TF Archives

War on Terrorism: Music Business Blues, Biohazard's Promise, Democracy Under Home Threat, Pacifism Vs War,

Author: Skruff
Friday, September 28, 2001
'No one can really answer the question yet. The result of the bomb is that artists may be afraid to fly and therefore won't be available for promotion and tours.'
The music business' future is uncertain, says Universal Music chief Jorgen Larsen (Music Week)

'(I hope that) Bush does not retaliate this act of violence with another act of violence. Violence begets violence and I don't know about you, but I want to live a long and happy life and I want my kids to live a long and happy life.'
Madonna speaking at her LA gig (14th September)

'We are growing as a nation, but we still remain torn between retaliation and peace. It's a new era for our world and there's no looking back. We, as a society, a nation and a world, must move on and stand up against terrorism. Bowing down and living in a cave only gives 'them' a win, and we are not losers. We will be the last man standing.'
Billy Graziadei from Biohazard explains why the death metal band have re-instated their forthcoming European tour.

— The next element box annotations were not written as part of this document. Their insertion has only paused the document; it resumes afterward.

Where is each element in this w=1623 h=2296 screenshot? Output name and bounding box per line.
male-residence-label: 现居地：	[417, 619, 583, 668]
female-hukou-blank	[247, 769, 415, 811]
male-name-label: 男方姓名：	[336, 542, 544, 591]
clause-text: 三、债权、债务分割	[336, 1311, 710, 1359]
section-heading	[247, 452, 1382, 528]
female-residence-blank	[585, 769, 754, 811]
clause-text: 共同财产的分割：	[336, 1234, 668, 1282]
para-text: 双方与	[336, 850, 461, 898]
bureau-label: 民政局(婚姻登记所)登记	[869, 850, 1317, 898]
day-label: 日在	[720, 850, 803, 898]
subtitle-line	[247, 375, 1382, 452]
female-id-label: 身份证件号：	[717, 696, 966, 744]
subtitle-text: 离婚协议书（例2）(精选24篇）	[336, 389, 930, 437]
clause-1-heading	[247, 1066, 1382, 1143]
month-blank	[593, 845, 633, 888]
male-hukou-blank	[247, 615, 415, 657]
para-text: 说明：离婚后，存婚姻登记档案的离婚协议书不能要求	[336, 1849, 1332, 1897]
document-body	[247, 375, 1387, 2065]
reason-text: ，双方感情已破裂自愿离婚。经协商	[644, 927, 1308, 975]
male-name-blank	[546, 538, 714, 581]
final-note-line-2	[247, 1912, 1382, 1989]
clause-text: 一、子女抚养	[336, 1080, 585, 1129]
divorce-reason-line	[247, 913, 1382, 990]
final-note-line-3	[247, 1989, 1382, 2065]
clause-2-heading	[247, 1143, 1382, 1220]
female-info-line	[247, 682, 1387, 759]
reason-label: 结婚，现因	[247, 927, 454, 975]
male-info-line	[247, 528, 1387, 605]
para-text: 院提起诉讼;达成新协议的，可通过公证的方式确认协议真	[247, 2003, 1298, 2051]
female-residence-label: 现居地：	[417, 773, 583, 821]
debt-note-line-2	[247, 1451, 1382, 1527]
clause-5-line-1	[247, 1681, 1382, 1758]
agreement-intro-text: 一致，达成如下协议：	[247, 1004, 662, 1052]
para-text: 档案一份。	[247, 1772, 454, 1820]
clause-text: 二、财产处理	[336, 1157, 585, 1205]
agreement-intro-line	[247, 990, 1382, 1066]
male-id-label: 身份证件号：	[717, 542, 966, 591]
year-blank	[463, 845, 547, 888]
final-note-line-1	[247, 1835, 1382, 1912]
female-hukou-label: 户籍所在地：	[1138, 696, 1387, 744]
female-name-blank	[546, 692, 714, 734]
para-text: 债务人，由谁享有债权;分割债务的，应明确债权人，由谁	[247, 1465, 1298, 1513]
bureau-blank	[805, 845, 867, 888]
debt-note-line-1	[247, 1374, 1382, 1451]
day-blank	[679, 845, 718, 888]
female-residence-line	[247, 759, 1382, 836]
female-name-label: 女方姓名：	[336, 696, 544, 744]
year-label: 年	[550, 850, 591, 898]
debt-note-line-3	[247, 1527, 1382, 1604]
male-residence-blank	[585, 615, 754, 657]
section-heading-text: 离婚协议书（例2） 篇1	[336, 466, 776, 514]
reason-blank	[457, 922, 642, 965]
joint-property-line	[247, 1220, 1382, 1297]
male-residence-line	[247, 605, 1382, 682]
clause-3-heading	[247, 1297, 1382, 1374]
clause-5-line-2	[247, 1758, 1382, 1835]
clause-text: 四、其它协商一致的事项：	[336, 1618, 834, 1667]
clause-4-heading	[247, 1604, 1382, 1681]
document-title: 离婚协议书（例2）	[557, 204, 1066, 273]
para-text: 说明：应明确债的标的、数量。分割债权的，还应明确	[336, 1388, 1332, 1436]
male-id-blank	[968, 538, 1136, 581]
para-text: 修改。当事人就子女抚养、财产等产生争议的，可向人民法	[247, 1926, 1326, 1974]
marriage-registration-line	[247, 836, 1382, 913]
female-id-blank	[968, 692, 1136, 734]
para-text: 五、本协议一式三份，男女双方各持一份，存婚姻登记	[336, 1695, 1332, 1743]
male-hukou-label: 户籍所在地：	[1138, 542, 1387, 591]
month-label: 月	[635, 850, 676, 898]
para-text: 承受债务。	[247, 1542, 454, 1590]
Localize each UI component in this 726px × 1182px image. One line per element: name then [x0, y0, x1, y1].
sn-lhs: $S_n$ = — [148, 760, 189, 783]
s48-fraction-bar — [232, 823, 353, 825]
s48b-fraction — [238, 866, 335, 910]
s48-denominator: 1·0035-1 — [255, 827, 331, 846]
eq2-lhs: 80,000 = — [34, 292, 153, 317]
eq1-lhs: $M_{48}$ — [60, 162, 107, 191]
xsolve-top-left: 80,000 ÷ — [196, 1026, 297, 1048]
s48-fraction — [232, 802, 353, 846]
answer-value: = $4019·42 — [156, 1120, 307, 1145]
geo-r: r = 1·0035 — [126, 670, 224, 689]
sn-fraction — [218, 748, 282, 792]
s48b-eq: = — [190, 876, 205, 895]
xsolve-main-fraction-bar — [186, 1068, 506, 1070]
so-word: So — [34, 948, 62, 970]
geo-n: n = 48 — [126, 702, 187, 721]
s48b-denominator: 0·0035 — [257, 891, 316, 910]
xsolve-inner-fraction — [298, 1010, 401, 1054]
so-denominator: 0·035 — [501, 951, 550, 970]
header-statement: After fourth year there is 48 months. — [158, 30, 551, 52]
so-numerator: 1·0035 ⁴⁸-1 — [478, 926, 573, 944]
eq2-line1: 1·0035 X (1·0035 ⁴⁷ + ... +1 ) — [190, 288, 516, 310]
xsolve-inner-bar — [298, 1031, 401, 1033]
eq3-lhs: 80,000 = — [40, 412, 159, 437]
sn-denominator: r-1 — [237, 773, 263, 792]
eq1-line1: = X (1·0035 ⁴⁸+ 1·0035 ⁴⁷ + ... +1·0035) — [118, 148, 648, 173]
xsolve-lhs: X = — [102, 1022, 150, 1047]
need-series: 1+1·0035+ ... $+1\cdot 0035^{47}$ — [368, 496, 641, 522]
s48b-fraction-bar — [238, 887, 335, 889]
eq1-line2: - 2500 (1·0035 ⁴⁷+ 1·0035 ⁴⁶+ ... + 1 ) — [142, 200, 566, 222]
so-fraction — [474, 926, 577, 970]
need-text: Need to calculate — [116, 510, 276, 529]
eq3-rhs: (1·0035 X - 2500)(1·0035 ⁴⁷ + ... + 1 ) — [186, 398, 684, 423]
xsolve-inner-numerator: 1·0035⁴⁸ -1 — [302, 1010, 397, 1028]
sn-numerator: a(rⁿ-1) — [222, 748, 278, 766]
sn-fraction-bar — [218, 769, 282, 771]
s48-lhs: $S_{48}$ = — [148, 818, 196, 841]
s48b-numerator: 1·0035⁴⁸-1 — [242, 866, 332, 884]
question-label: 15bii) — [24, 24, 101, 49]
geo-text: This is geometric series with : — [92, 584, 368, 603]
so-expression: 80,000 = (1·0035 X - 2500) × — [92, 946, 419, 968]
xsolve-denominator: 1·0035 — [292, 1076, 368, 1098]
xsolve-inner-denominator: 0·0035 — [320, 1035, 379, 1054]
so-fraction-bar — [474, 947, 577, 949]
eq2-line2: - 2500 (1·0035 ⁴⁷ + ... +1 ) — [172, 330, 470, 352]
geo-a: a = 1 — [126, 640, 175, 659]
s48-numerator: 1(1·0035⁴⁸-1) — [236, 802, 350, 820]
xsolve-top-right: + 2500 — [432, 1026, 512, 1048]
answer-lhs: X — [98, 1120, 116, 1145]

'We are fighting for tolerance and pluralism. But we are also fighting for freedom of speech and association. And remember: if this is war, then even in Western democracies, it is our own freedom that is under threat: not from any hostile agency, but from ourselves, or at least our own rulers.'
Boris Johnson, the editor of right wing British journal the Spectator warns 'we should beware of eroding our freedoms, when freedom is what we are supposed to be fighting for.' (Daily Telegraph)

'While there is an honourable minority tradition of pacifism, most on the left have recognised that at some historic moments, the only way to defend freedom and justice is to fight.' (The Guardian)

Former left wing 60s radical turned British Government Minister Peter Hain chooses war.

'Real security for US citizens on US soil, in an increasingly unstable age, will ultimately depend on deep, far-reaching change in the way the United States relates to the rest of the world' (San Francisco Bay Guardian)
San Francisco Bay Guardian chief Bruce Brugmann

'In these surreal times, there is one truth. Nothing justified the killing of innocent people in America last week and nothing justifies the killing of innocent people elsewhere.'
Anti war/ anti globalisation journalist John Pilger suggests more terror attacks will come unless 'real politics replaces the autocratic impositions of power'. (The Guardian)

'I was sitting at the piano one day playing this groove and it came out of nowhere because I was looking out of my window and there were tanks coming down the street. I just felt violated and I understood why people were rioting and burning down homes.'
Motown's most successful songwriter Lamont Dozier recalls the inspiration behind his Martha Reeves & The Vandellas' 1965 classic Nowhere To Run. (The Guardian)

'In his address to Congress Thursday, George Bush effectively declared permanent war; war without temporal or geographic limits; war without clear goals; war against a vaguely defined and constantly shifting enemy. Today it's Al-Qaida; tomorrow it may be Afghanistan; next year, it could be Iraq or Cuba or Chechnya.'
New York based writer, editor and activist Jacob Levich ( suggests that George Orwell's future (1984) has finally arrived (17 years late)

'Fascist Islam deserves no quarter. The enemy is palpable if not visible. There is wide understanding of the need for economic, political, intelligence and military collaboration to be ranged against him.'
The Guardian's Hugo Young backs military intervention.